Figure 3. NK cell activity is crucial for the anti-tumor effect of hTERTC27.

PMBC from mice intraperitoneally injected with anti-GM1 antibody were analyzed for populations of NK cells (A), helper T cell/cytotoxic T cell/B cell (B) and regulatory T cell (D) by flow cytometry. (C) Cytotoxicity of NK cells against YAC-1. Lymphocytes isolated from spleen of each mouse were cultured with YAC-1 cells at various E/T ratios, and the specific lysis was determined using CytoTox 96 Non-Radioactive Cytotoxicity Assay Kit. (E) NK cell depletion abrogated the anti-tumor effects of rAAV-/rAdv-hTERTC27 in C57BL/6 mice. *: P<0.05, compared with EGFP group. (F) A representative photo of tumor morphology from different treatment groups. hTERTC27: hTERTC27 viral cocktail; EGFP: EGFP viral cocktail. *: P<0.05, compared with hTERTC27 group.

Figure 4. rAAV-/rAdv-hTERTC27 treatment increases plasma levels of Th1 cytokines.

Plasma from sacrificed mice on day 20 post tumor cell inoculation were analyzed to determine cytokine levels using mouse Th1/Th2 FlowCytomix assay kit.
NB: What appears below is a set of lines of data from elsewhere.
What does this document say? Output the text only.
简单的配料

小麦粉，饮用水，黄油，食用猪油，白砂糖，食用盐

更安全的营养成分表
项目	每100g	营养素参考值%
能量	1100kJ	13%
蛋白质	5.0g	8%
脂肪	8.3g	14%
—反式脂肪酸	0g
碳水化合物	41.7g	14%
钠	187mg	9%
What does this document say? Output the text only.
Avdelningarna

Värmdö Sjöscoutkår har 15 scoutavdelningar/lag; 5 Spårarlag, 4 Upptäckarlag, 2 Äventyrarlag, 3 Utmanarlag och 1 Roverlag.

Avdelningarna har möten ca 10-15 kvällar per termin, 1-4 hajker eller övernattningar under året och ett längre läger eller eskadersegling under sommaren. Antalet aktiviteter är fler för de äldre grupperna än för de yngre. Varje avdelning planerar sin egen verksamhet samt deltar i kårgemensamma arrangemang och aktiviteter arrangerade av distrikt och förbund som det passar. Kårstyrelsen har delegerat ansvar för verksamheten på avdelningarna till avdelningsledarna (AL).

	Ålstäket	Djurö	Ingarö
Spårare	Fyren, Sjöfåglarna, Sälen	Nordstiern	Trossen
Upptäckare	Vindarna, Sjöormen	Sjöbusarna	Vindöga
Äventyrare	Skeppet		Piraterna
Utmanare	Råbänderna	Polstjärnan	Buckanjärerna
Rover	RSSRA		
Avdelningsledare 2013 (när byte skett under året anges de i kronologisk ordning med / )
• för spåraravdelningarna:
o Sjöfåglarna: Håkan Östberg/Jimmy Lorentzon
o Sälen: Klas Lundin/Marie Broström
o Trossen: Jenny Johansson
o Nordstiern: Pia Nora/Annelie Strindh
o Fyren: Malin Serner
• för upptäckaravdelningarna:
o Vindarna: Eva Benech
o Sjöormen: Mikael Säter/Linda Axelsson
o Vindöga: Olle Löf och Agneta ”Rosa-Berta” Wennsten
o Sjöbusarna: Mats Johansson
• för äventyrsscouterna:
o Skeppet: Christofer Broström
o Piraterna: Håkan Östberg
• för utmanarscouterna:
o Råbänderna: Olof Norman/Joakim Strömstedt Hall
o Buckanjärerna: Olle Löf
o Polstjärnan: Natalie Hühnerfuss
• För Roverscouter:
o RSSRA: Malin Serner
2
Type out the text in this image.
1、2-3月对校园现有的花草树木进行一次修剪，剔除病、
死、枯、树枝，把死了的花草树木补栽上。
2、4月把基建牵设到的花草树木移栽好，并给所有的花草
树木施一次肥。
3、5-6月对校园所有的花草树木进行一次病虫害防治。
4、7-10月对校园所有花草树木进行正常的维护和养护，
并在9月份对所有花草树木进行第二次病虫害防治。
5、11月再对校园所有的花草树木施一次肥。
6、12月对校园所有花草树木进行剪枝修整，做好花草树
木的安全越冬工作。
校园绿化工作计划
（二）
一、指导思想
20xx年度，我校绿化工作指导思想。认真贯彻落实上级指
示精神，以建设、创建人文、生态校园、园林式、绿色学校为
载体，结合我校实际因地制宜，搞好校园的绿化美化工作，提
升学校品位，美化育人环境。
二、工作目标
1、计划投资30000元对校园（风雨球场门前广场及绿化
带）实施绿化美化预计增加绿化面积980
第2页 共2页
The numerical values presented with the bar graph indicate the fold differences of cytokine levels between mice treated with hTERTC27 and EGFP.

Figure 5. rAAV-/rAdv-hTERTC27 treatment has different effects on the activities of T cells and B cells.

(A) Proliferation activity of T cells and B cells isolated from mice treated with hTERTC27, EGFP or PBS. Data are expressed as means ± SD (n = 3). *: P<0.05, compared with EGFP group. (B) Cytotoxicity of T cells isolated from mice treated with hTERTC27, EGFP, or PBS. *: P<0.05, compared with EGFP group.